Apoyado en la mayor comunidad palestina fuera del mundo árabe y residente en Chile, el alcalde prometía continuar el proyecto inconcluso de Salvador Allende, lo cual era más que verosímil: su partido había sido el más leal al trágico camino de la vía chilena al socialismo y el mejor dispuesto al diálogo con las otras fuerzas del momento, pero Jadue hizo todo lo contrario: vetó a potenciales aliados, amenazó con crear órganos de control en los medios de comunicación, alentó grupos de castigo que amedrentaban a propios y ajenos del pacto de izquierda y, por supuesto, tropezó medio a medio cuando llegó el momento de responder ante los hechos que estallaban en Cuba, justo una semana antes de la votación de primarias en Chile. La mariposa cubana se agitaba y agitaba pero Jadue se enojaba y enojaba en vez de responder: despreció a los periodistas, acusó a Boric de crear presos políticos, renunció a los debates, se refugió en el gueto de los barra brava ya convencidos y, al final, claro, perdió las primarias por un arrollador margen de 20 puntos, con un modesto 40% frente al 60% de Boric.
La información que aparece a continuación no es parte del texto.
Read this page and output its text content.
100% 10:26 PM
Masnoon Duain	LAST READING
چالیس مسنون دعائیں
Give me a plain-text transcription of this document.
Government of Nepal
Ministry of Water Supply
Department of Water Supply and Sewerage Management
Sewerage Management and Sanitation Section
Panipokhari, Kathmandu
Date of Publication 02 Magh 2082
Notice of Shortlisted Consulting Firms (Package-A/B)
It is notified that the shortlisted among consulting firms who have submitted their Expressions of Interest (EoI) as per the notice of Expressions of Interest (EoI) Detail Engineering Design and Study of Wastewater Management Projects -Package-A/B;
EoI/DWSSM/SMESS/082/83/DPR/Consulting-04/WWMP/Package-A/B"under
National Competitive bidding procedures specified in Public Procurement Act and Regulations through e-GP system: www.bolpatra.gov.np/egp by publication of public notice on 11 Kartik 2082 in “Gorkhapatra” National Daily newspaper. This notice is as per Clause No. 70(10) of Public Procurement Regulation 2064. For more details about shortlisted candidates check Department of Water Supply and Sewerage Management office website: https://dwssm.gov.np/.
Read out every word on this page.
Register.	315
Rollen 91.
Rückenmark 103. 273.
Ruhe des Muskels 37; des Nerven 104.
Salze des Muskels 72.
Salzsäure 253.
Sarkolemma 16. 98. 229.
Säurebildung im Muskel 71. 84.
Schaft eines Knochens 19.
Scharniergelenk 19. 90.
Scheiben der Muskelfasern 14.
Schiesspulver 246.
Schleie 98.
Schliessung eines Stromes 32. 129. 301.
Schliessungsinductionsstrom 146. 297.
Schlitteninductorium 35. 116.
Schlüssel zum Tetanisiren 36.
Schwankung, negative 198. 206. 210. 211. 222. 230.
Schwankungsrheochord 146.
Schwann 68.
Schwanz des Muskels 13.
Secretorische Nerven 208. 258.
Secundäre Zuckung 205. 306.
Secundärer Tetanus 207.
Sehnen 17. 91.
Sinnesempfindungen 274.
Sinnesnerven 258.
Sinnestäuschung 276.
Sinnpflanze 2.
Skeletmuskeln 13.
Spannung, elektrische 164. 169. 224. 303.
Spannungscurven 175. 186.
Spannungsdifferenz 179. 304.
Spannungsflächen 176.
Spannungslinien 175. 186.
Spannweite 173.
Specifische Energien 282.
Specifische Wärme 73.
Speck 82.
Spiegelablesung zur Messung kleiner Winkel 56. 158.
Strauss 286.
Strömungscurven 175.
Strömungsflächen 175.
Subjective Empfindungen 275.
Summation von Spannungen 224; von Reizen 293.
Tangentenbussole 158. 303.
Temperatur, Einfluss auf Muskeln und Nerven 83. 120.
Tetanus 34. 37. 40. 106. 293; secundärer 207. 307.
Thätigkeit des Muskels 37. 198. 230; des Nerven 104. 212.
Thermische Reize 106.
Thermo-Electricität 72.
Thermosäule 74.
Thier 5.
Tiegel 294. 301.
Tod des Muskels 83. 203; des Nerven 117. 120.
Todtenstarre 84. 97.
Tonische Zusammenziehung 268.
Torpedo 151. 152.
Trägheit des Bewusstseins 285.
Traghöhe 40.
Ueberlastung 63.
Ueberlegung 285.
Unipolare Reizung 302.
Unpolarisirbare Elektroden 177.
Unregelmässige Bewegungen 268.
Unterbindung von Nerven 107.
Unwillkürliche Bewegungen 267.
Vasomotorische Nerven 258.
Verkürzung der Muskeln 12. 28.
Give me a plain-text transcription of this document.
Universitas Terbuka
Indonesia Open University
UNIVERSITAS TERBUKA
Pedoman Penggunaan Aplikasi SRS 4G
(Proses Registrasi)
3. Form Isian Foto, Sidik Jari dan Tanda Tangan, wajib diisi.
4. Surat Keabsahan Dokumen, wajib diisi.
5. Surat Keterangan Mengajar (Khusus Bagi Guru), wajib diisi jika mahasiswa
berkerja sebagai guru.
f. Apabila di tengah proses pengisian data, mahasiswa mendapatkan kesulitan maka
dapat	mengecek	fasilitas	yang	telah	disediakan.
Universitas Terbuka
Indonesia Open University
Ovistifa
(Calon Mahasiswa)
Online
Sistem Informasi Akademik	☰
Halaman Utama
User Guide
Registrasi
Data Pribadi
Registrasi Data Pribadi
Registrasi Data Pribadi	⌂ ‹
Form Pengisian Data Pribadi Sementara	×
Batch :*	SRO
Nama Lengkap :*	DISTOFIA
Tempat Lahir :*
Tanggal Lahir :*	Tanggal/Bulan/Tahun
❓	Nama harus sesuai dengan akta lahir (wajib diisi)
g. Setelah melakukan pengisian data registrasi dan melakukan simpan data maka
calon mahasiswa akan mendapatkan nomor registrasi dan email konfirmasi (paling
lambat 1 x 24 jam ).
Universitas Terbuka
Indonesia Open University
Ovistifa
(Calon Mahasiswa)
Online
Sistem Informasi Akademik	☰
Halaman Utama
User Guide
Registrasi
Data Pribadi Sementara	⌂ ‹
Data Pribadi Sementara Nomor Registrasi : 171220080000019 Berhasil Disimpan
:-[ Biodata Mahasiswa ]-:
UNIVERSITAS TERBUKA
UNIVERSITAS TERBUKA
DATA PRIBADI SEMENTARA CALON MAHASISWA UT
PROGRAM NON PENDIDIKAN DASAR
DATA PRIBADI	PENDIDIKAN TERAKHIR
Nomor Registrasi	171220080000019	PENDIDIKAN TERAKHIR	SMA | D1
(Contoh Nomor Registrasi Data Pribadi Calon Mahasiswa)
Los estragos de la mariposa seguirán aleteando en Cuba así pasen los años hasta la transformación definitiva, que ése es su horizonte y destino. En Chile y en la izquierda, el liderazgo de Boric es una esperanza contra el totalitarismo que representó Jadue, pero el dinosaurio sigue allí, como me comentó un día después un amigo votante de Jadue que despertó con el cuento de Monterroso en la cabeza. Son las dos almas de la izquierda que han existido siempre y seguirán existiendo mientras persista la diferenciación entre democracia y autocracia, entre república y tribu, entre pluralidad del espacio público y partido único. Bien mirado, es más saludable mantener esta división renovada por la mariposa de Cuba que aspirar a tener un alma única lista para el crimen.